What to do: if you have dirty lenses, the easy solution is to take them out and clean them. Use a cleaning solution to rinse your lenses and clear up any tough deposits. If you’re not at home and dealing with very dirty lenses, wash your hands first. Take your lenses out one at a time, and gently roll each one between your fingers with plenty of contact solution. Even with careful cleaning, your contact lenses should be replaced according to the recommended schedule prescribed by your doctor (daily, two-week, or monthly disposable). This will minimize buildup and reduce the chance of damage to the eyes.

Dry Eyes

Dry eyes can lead to blurry contacts, among other issues. From irritation to stuck lenses, dry eyes are often the culprit, and blurry lenses are no exception. Blink your eyes to tell if dry eyes are why your lenses are blurry. If your vision gets a little better, dry eyes are the culprit.

What to do: constantly dry eyes can be irritating. Fortunately, there is a simple solution. Using artificial tears or rewetting eye drops to rehydrate your contact lenses is a quick way to get your vision back where it should be. If this is a recurring problem, you may have chronic dry eyes. There are a variety of brands of contact lenses for dry eyes that can help, so ask your doctor about other contact options. In addition, dryness derived from contact lenses tends to get worse as the lenses get older; in other words, be sure to replace your lenses as recommended.

A Change in Prescription

As people age, their eyesight often deteriorates. While this is completely natural, it can be annoying. This is a gradual occurrence. One day you may notice that your vision isn’t as sharp as it used to be.
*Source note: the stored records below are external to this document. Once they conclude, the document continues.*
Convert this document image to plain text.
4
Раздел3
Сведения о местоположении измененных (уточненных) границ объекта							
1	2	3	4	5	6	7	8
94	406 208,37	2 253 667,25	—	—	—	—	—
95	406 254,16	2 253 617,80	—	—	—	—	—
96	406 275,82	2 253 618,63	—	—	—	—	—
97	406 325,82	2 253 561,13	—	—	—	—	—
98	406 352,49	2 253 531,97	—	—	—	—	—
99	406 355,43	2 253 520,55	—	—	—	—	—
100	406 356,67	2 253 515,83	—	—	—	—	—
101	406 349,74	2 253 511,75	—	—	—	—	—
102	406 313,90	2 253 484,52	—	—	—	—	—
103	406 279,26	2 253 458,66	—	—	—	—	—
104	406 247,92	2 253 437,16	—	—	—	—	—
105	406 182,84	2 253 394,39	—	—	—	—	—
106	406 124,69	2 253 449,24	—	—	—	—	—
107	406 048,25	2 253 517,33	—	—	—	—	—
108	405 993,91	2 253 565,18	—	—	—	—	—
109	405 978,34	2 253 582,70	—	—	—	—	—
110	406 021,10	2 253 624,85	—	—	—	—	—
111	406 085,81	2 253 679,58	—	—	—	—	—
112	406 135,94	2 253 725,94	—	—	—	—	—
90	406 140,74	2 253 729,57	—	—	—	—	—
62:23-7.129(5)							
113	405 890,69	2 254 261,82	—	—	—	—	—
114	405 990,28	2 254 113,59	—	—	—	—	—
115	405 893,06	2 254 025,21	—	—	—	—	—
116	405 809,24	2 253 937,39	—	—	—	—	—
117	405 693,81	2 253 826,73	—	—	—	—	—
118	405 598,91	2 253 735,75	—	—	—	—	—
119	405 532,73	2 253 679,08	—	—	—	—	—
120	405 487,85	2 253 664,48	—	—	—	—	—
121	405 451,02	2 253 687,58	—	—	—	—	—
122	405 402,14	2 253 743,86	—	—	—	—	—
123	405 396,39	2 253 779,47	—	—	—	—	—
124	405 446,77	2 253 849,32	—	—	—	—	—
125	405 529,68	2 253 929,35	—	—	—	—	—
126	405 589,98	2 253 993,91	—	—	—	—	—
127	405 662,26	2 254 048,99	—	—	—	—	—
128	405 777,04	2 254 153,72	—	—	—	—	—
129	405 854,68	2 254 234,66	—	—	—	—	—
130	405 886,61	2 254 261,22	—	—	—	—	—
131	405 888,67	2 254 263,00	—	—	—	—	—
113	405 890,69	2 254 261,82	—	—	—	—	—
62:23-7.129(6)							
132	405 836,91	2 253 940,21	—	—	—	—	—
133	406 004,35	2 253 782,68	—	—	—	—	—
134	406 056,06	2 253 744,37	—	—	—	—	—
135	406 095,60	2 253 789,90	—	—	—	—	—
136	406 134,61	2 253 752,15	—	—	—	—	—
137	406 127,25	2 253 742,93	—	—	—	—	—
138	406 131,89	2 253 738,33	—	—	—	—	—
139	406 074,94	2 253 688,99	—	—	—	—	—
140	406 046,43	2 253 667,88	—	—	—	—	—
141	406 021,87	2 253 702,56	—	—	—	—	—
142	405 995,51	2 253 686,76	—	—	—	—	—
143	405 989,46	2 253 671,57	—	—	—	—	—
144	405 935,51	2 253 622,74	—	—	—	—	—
What to do: the best way to deal with this is to simply see your doctor. They can give you a new eye exam and determine if an outdated prescription is the cause of your blurry contacts.

Eye Health Issues

Sometimes, the causes of blurry contacts are not the contacts. It may be an indicator of a more serious eye health problem. Corneal swelling, infection, and other issues can lead to blurry vision.

What to do: health issues like corneal swelling, infection, and other issues can lead to blurry vision. These conditions can be dangerous and considered a medical emergency. If your vision is still blurry after removing your contacts, see your doctor immediately!
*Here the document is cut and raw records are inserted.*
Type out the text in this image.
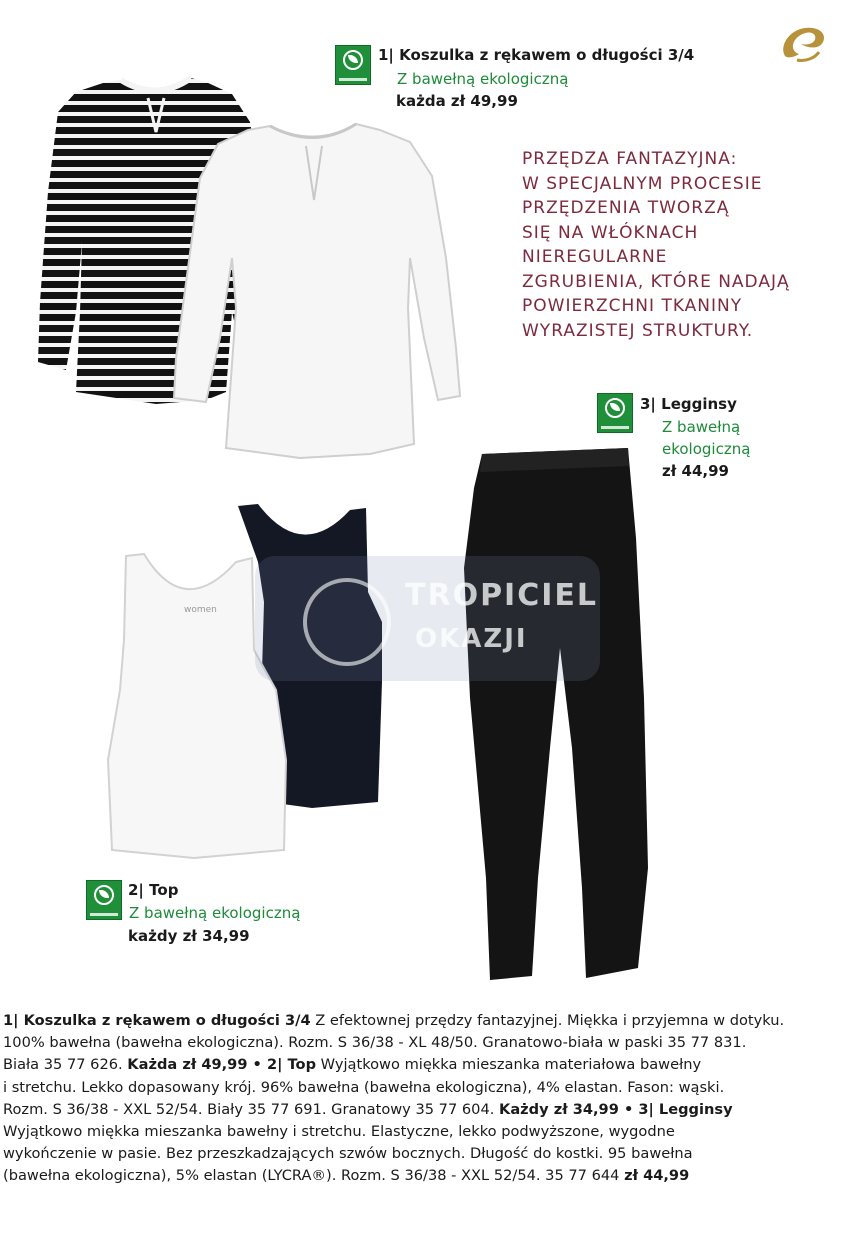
1| Koszulka z rękawem o długości 3/4
Z bawełną ekologiczną
każda zł 49,99
PRZĘDZA FANTAZYJNA:
W SPECJALNYM PROCESIE
PRZĘDZENIA TWORZĄ
SIĘ NA WŁÓKNACH
NIEREGULARNE
ZGRUBIENIA, KTÓRE NADAJĄ
POWIERZCHNI TKANINY
WYRAZISTEJ STRUKTURY.
3| Legginsy
Z bawełną
ekologiczną
zł 44,99
women	TROPICIEL
OKAZJI
2| Top
Z bawełną ekologiczną
każdy zł 34,99
1| Koszulka z rękawem o długości 3/4 Z efektownej przędzy fantazyjnej. Miękka i przyjemna w dotyku.
100% bawełna (bawełna ekologiczna). Rozm. S 36/38 - XL 48/50. Granatowo-biała w paski 35 77 831.
Biała 35 77 626. Każda zł 49,99 • 2| Top Wyjątkowo miękka mieszanka materiałowa bawełny
i stretchu. Lekko dopasowany krój. 96% bawełna (bawełna ekologiczna), 4% elastan. Fason: wąski.
Rozm. S 36/38 - XXL 52/54. Biały 35 77 691. Granatowy 35 77 604. Każdy zł 34,99 • 3| Legginsy
Wyjątkowo miękka mieszanka bawełny i stretchu. Elastyczne, lekko podwyższone, wygodne
wykończenie w pasie. Bez przeszkadzających szwów bocznych. Długość do kostki. 95 bawełna
(bawełna ekologiczna), 5% elastan (LYCRA®). Rozm. S 36/38 - XXL 52/54. 35 77 644 zł 44,99
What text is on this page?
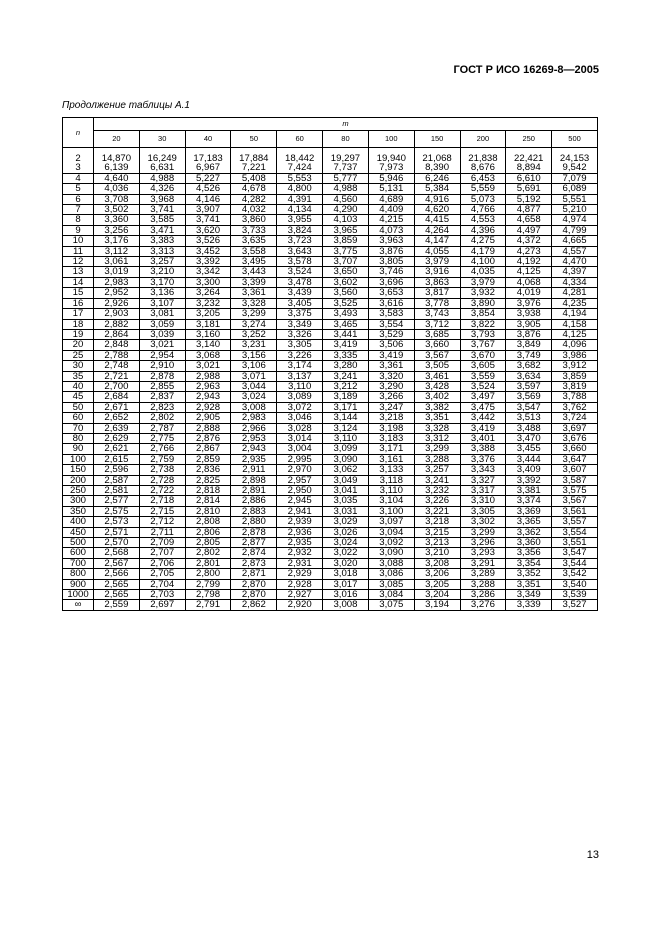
ГОСТ Р ИСО 16269-8—2005
Продолжение таблицы А.1
n	m										
	20	30	40	50	60	80	100	150	200	250	500
2	14,870	16,249	17,183	17,884	18,442	19,297	19,940	21,068	21,838	22,421	24,153
3	6,139	6,631	6,967	7,221	7,424	7,737	7,973	8,390	8,676	8,894	9,542
4	4,640	4,988	5,227	5,408	5,553	5,777	5,946	6,246	6,453	6,610	7,079
5	4,036	4,326	4,526	4,678	4,800	4,988	5,131	5,384	5,559	5,691	6,089
6	3,708	3,968	4,146	4,282	4,391	4,560	4,689	4,916	5,073	5,192	5,551
7	3,502	3,741	3,907	4,032	4,134	4,290	4,409	4,620	4,766	4,877	5,210
8	3,360	3,585	3,741	3,860	3,955	4,103	4,215	4,415	4,553	4,658	4,974
9	3,256	3,471	3,620	3,733	3,824	3,965	4,073	4,264	4,396	4,497	4,799
10	3,176	3,383	3,526	3,635	3,723	3,859	3,963	4,147	4,275	4,372	4,665
11	3,112	3,313	3,452	3,558	3,643	3,775	3,876	4,055	4,179	4,273	4,557
12	3,061	3,257	3,392	3,495	3,578	3,707	3,805	3,979	4,100	4,192	4,470
13	3,019	3,210	3,342	3,443	3,524	3,650	3,746	3,916	4,035	4,125	4,397
14	2,983	3,170	3,300	3,399	3,478	3,602	3,696	3,863	3,979	4,068	4,334
15	2,952	3,136	3,264	3,361	3,439	3,560	3,653	3,817	3,932	4,019	4,281
16	2,926	3,107	3,232	3,328	3,405	3,525	3,616	3,778	3,890	3,976	4,235
17	2,903	3,081	3,205	3,299	3,375	3,493	3,583	3,743	3,854	3,938	4,194
18	2,882	3,059	3,181	3,274	3,349	3,465	3,554	3,712	3,822	3,905	4,158
19	2,864	3,039	3,160	3,252	3,326	3,441	3,529	3,685	3,793	3,876	4,125
20	2,848	3,021	3,140	3,231	3,305	3,419	3,506	3,660	3,767	3,849	4,096
25	2,788	2,954	3,068	3,156	3,226	3,335	3,419	3,567	3,670	3,749	3,986
30	2,748	2,910	3,021	3,106	3,174	3,280	3,361	3,505	3,605	3,682	3,912
35	2,721	2,878	2,988	3,071	3,137	3,241	3,320	3,461	3,559	3,634	3,859
40	2,700	2,855	2,963	3,044	3,110	3,212	3,290	3,428	3,524	3,597	3,819
45	2,684	2,837	2,943	3,024	3,089	3,189	3,266	3,402	3,497	3,569	3,788
50	2,671	2,823	2,928	3,008	3,072	3,171	3,247	3,382	3,475	3,547	3,762
60	2,652	2,802	2,905	2,983	3,046	3,144	3,218	3,351	3,442	3,513	3,724
70	2,639	2,787	2,888	2,966	3,028	3,124	3,198	3,328	3,419	3,488	3,697
80	2,629	2,775	2,876	2,953	3,014	3,110	3,183	3,312	3,401	3,470	3,676
90	2,621	2,766	2,867	2,943	3,004	3,099	3,171	3,299	3,388	3,455	3,660
100	2,615	2,759	2,859	2,935	2,995	3,090	3,161	3,288	3,376	3,444	3,647
150	2,596	2,738	2,836	2,911	2,970	3,062	3,133	3,257	3,343	3,409	3,607
200	2,587	2,728	2,825	2,898	2,957	3,049	3,118	3,241	3,327	3,392	3,587
250	2,581	2,722	2,818	2,891	2,950	3,041	3,110	3,232	3,317	3,381	3,575
300	2,577	2,718	2,814	2,886	2,945	3,035	3,104	3,226	3,310	3,374	3,567
350	2,575	2,715	2,810	2,883	2,941	3,031	3,100	3,221	3,305	3,369	3,561
400	2,573	2,712	2,808	2,880	2,939	3,029	3,097	3,218	3,302	3,365	3,557
450	2,571	2,711	2,806	2,878	2,936	3,026	3,094	3,215	3,299	3,362	3,554
500	2,570	2,709	2,805	2,877	2,935	3,024	3,092	3,213	3,296	3,360	3,551
600	2,568	2,707	2,802	2,874	2,932	3,022	3,090	3,210	3,293	3,356	3,547
700	2,567	2,706	2,801	2,873	2,931	3,020	3,088	3,208	3,291	3,354	3,544
800	2,566	2,705	2,800	2,871	2,929	3,018	3,086	3,206	3,289	3,352	3,542
900	2,565	2,704	2,799	2,870	2,928	3,017	3,085	3,205	3,288	3,351	3,540
1000	2,565	2,703	2,798	2,870	2,927	3,016	3,084	3,204	3,286	3,349	3,539
∞	2,559	2,697	2,791	2,862	2,920	3,008	3,075	3,194	3,276	3,339	3,527
13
Should contacts be blurry at first?

When you start with a new prescription, there may be an adjustment period. Your eyes need time to adjust to the new prescription strength of the lenses, resulting in blurry contacts. This is normal. You might even experience fuzzy vision if the lens needs a few seconds to align perfectly, but it won't last more than a second or two.
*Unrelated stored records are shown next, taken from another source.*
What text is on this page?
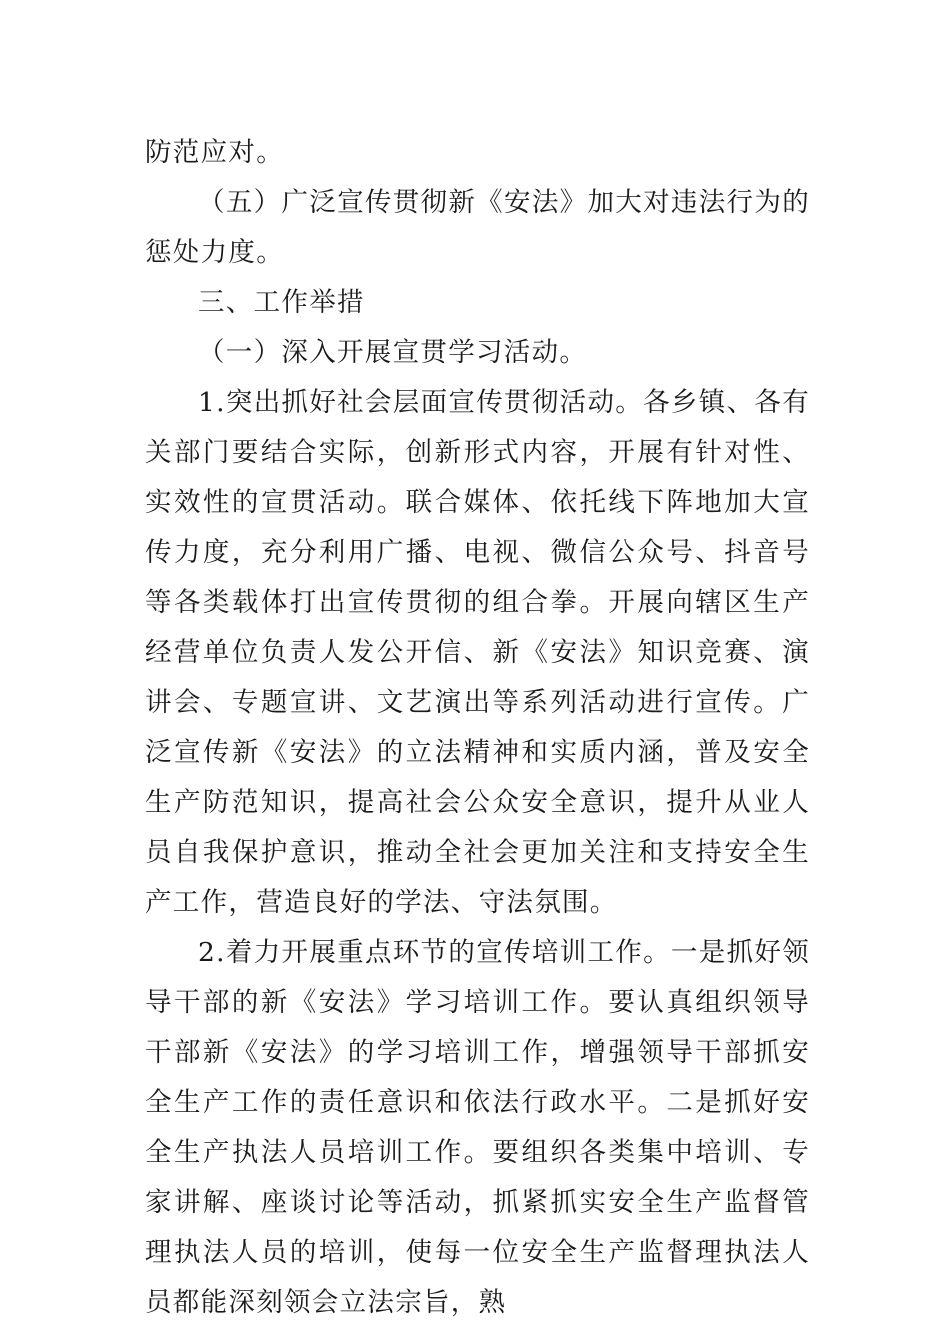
防范应对。

（五）广泛宣传贯彻新《安法》加大对违法行为的惩处力度。

三、工作举措

（一）深入开展宣贯学习活动。

1.突出抓好社会层面宣传贯彻活动。各乡镇、各有关部门要结合实际，创新形式内容，开展有针对性、实效性的宣贯活动。联合媒体、依托线下阵地加大宣传力度，充分利用广播、电视、微信公众号、抖音号等各类载体打出宣传贯彻的组合拳。开展向辖区生产经营单位负责人发公开信、新《安法》知识竞赛、演讲会、专题宣讲、文艺演出等系列活动进行宣传。广泛宣传新《安法》的立法精神和实质内涵，普及安全生产防范知识，提高社会公众安全意识，提升从业人员自我保护意识，推动全社会更加关注和支持安全生产工作，营造良好的学法、守法氛围。

2.着力开展重点环节的宣传培训工作。一是抓好领导干部的新《安法》学习培训工作。要认真组织领导干部新《安法》的学习培训工作，增强领导干部抓安全生产工作的责任意识和依法行政水平。二是抓好安全生产执法人员培训工作。要组织各类集中培训、专家讲解、座谈讨论等活动，抓紧抓实安全生产监督管理执法人员的培训，使每一位安全生产监督理执法人员都能深刻领会立法宗旨，熟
Contact lens blurry in one eye

If you have a contact lens blurry in one eye, this could be due to a few things:

  • The contact lens is not sitting in the correct position on the eye to refract the light properly.
  • If you have astigmatism and use toric lenses, check that you aligned the axis of your lens and your eye.
  • Your prescription may not have been correct from the beginning.

With these common reasons for blurry contacts and related solutions, you can feel more confident in figuring out why your vision is blurry, cloudy, or hazy. After you have tried the recommendations above and your problem persists, see your doctor to keep your eyes healthy and your vision clear.